Near the mutt, situated in the middle of a vast lake, is a Basadi. In truth, it is a Stambha (pillar) with Tirthankara idols on all four sides, around which they have constructed a Basadi. It can only be reached by boat. We stood on the shore and watched the reflection of the Basadi in the water. Behind it lay low hills covered in lush green forest. Though the water was filled with algae, it remained crystal clear. You could sense the chill of the water just from the breeze. The lake was teeming with fish, leaping over the surface as if the water were boiling.
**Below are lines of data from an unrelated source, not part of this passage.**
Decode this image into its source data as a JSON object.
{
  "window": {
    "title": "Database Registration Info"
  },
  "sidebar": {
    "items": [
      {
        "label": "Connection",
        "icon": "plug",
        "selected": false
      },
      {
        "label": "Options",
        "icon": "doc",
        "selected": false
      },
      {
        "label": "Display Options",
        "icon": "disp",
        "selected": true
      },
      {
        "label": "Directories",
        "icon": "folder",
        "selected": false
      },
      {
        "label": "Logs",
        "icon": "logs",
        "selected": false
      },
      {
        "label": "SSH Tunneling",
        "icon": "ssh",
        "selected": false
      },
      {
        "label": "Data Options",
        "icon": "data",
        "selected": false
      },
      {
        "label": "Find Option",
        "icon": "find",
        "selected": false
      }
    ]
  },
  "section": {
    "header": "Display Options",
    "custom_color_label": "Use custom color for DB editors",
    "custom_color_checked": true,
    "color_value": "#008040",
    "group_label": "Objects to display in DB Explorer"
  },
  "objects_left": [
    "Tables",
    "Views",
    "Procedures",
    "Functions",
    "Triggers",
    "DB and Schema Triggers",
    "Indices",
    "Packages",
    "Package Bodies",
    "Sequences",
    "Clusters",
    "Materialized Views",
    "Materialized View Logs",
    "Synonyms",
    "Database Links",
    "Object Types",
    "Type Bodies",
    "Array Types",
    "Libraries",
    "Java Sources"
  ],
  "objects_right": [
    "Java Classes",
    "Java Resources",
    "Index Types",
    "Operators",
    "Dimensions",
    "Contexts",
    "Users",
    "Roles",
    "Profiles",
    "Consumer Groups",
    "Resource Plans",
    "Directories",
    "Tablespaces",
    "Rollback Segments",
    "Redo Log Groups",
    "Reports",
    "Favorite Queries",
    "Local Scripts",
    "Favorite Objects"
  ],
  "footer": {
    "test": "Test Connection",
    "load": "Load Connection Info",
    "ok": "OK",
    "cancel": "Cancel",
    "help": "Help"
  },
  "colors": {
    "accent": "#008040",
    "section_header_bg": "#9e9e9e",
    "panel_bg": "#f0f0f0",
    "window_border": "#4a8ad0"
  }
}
The priest, who also doubled as the boatman, took us to the temple. The aesthetic fulfillment offered by a temple surrounded by a lotus pond is beyond words. On the far shore, a multitude of birds gathered like a great assembly in the mud. We circumambulated the temple and offered our worship. The priest performed puja, chanting the mantras elaborately.
We asked the priest if we could stay nearby. He offered to speak to the authorities at the nearby Rama temple and arranged for us to stay for free at the temple’s marriage hall. On the way back, Aranga, Krishnan, Vinoth, Muthukrishnan, and I jumped into the water and swam alongside the boat. It was probably fifteen years since I had swam like that. I was a little out of breath, but when I climbed onto the shore, I felt reborn.
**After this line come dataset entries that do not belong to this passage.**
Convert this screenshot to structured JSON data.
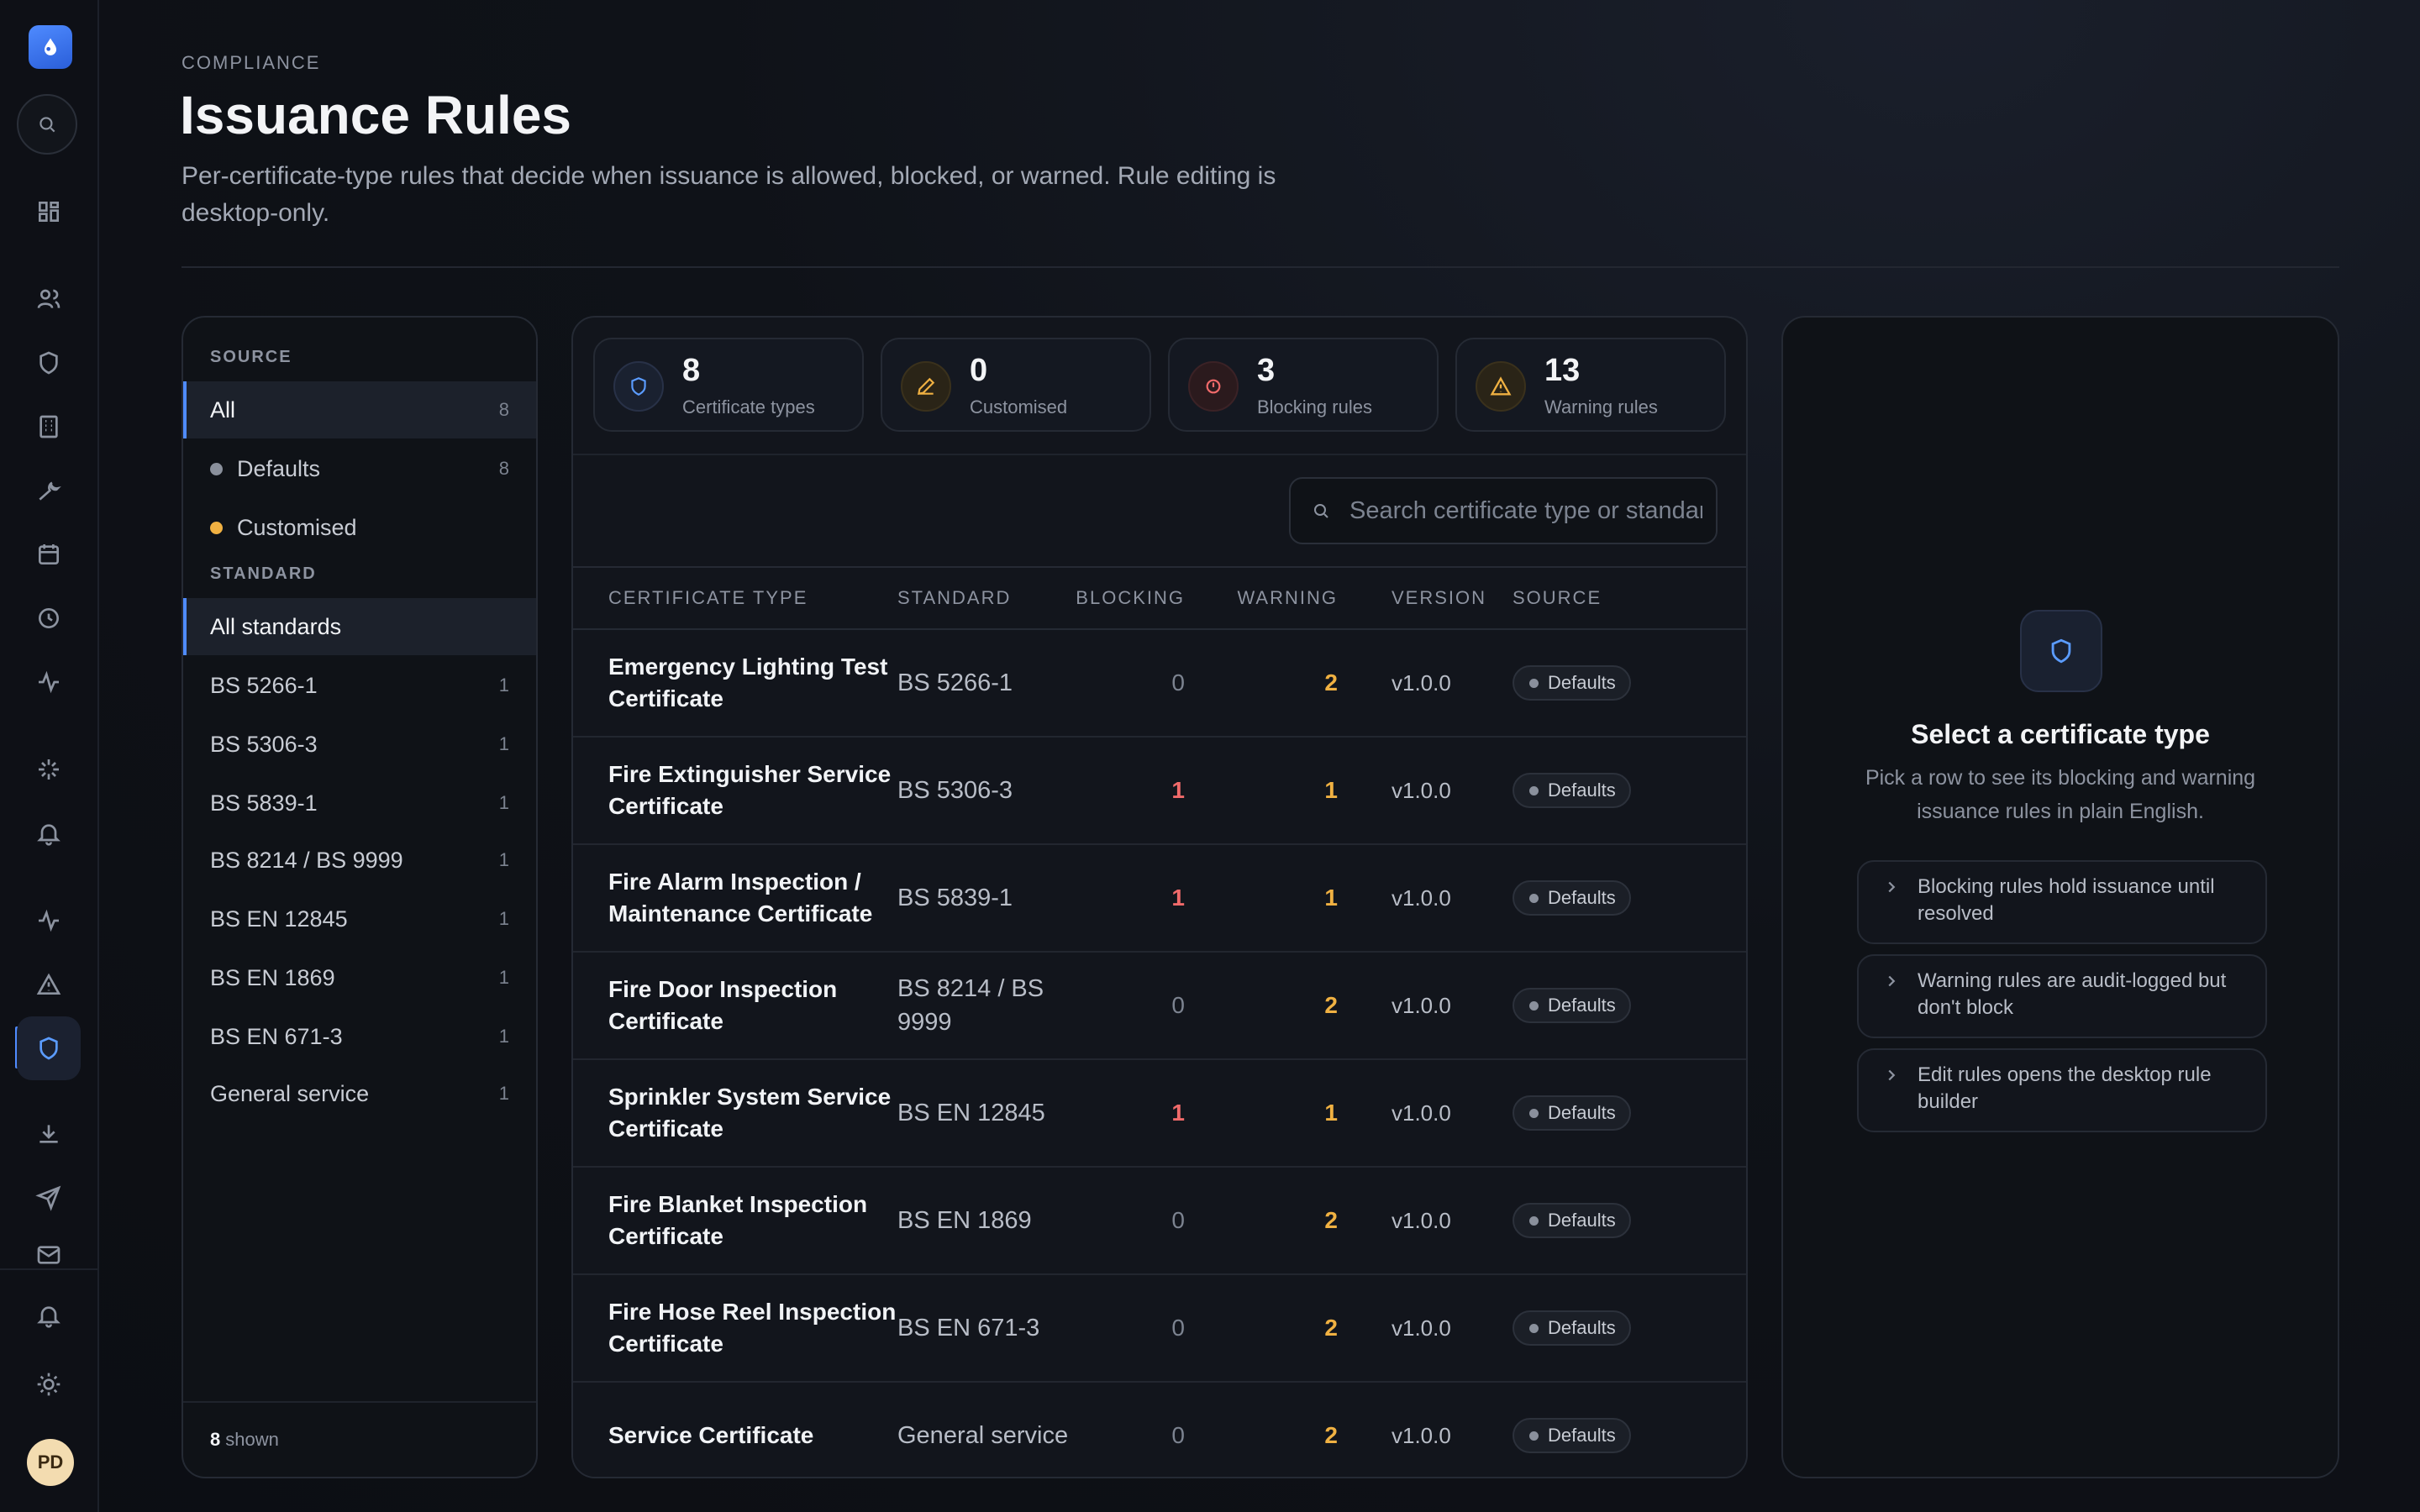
{
  "header": {
    "eyebrow": "COMPLIANCE",
    "title": "Issuance Rules",
    "subtitle": "Per-certificate-type rules that decide when issuance is allowed, blocked, or warned. Rule editing is desktop-only."
  },
  "user": {
    "initials": "PD"
  },
  "filters": {
    "source_label": "SOURCE",
    "source": [
      {
        "label": "All",
        "count": "8",
        "dot": ""
      },
      {
        "label": "Defaults",
        "count": "8",
        "dot": "#8a909c"
      },
      {
        "label": "Customised",
        "count": "",
        "dot": "#f0b142"
      }
    ],
    "standard_label": "STANDARD",
    "standards": [
      {
        "label": "All standards",
        "count": ""
      },
      {
        "label": "BS 5266-1",
        "count": "1"
      },
      {
        "label": "BS 5306-3",
        "count": "1"
      },
      {
        "label": "BS 5839-1",
        "count": "1"
      },
      {
        "label": "BS 8214 / BS 9999",
        "count": "1"
      },
      {
        "label": "BS EN 12845",
        "count": "1"
      },
      {
        "label": "BS EN 1869",
        "count": "1"
      },
      {
        "label": "BS EN 671-3",
        "count": "1"
      },
      {
        "label": "General service",
        "count": "1"
      }
    ],
    "footer_count": "8",
    "footer_text": "shown"
  },
  "stats": [
    {
      "value": "8",
      "label": "Certificate types",
      "icon": "shield-icon",
      "color": "#5b9cff"
    },
    {
      "value": "0",
      "label": "Customised",
      "icon": "pencil-icon",
      "color": "#f0b142"
    },
    {
      "value": "3",
      "label": "Blocking rules",
      "icon": "block-icon",
      "color": "#f06a6a"
    },
    {
      "value": "13",
      "label": "Warning rules",
      "icon": "warning-icon",
      "color": "#f0b142"
    }
  ],
  "search": {
    "placeholder": "Search certificate type or standard"
  },
  "table": {
    "columns": [
      "CERTIFICATE TYPE",
      "STANDARD",
      "BLOCKING",
      "WARNING",
      "VERSION",
      "SOURCE"
    ],
    "rows": [
      {
        "type": "Emergency Lighting Test Certificate",
        "standard": "BS 5266-1",
        "blocking": "0",
        "warning": "2",
        "version": "v1.0.0",
        "source": "Defaults"
      },
      {
        "type": "Fire Extinguisher Service Certificate",
        "standard": "BS 5306-3",
        "blocking": "1",
        "warning": "1",
        "version": "v1.0.0",
        "source": "Defaults"
      },
      {
        "type": "Fire Alarm Inspection / Maintenance Certificate",
        "standard": "BS 5839-1",
        "blocking": "1",
        "warning": "1",
        "version": "v1.0.0",
        "source": "Defaults"
      },
      {
        "type": "Fire Door Inspection Certificate",
        "standard": "BS 8214 / BS 9999",
        "blocking": "0",
        "warning": "2",
        "version": "v1.0.0",
        "source": "Defaults"
      },
      {
        "type": "Sprinkler System Service Certificate",
        "standard": "BS EN 12845",
        "blocking": "1",
        "warning": "1",
        "version": "v1.0.0",
        "source": "Defaults"
      },
      {
        "type": "Fire Blanket Inspection Certificate",
        "standard": "BS EN 1869",
        "blocking": "0",
        "warning": "2",
        "version": "v1.0.0",
        "source": "Defaults"
      },
      {
        "type": "Fire Hose Reel Inspection Certificate",
        "standard": "BS EN 671-3",
        "blocking": "0",
        "warning": "2",
        "version": "v1.0.0",
        "source": "Defaults"
      },
      {
        "type": "Service Certificate",
        "standard": "General service",
        "blocking": "0",
        "warning": "2",
        "version": "v1.0.0",
        "source": "Defaults"
      }
    ]
  },
  "detail": {
    "title": "Select a certificate type",
    "text": "Pick a row to see its blocking and warning issuance rules in plain English.",
    "hints": [
      "Blocking rules hold issuance until resolved",
      "Warning rules are audit-logged but don't block",
      "Edit rules opens the desktop rule builder"
    ]
  },
  "colors": {
    "accent": "#4f8bff",
    "blocking": "#f06a6a",
    "warning": "#f0b142"
  }
}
We stayed the night at the marriage hall. There was a small road junction nearby with two restaurants; only one had dosas available, and the owner warned us he would close by seven. We all had dinner there. Varanga is a tiny village – just a few houses clustered around the monastery and the three Jain temples. That night, we sat by the lakeside and talked. The sky was sharp and clear, filled with stars. During the brief power outage, the stars shone even more brilliantly. The stars, the mountains, the lake, and the temple all stretched out before our eyes, defined only by the varying depths of the darkness. It was a moment of realizing how magnificent darkness can be. We sat there in silence for a while.
We slept in the massive, spacious marriage hall. We spread out the tarpaulin used to cover our suitcases on top of our vehicle to lay down. It wasn’t very cold yet, though I suspected the chill would set in toward dawn. I remarked that we had never managed to find such a large “room” until now.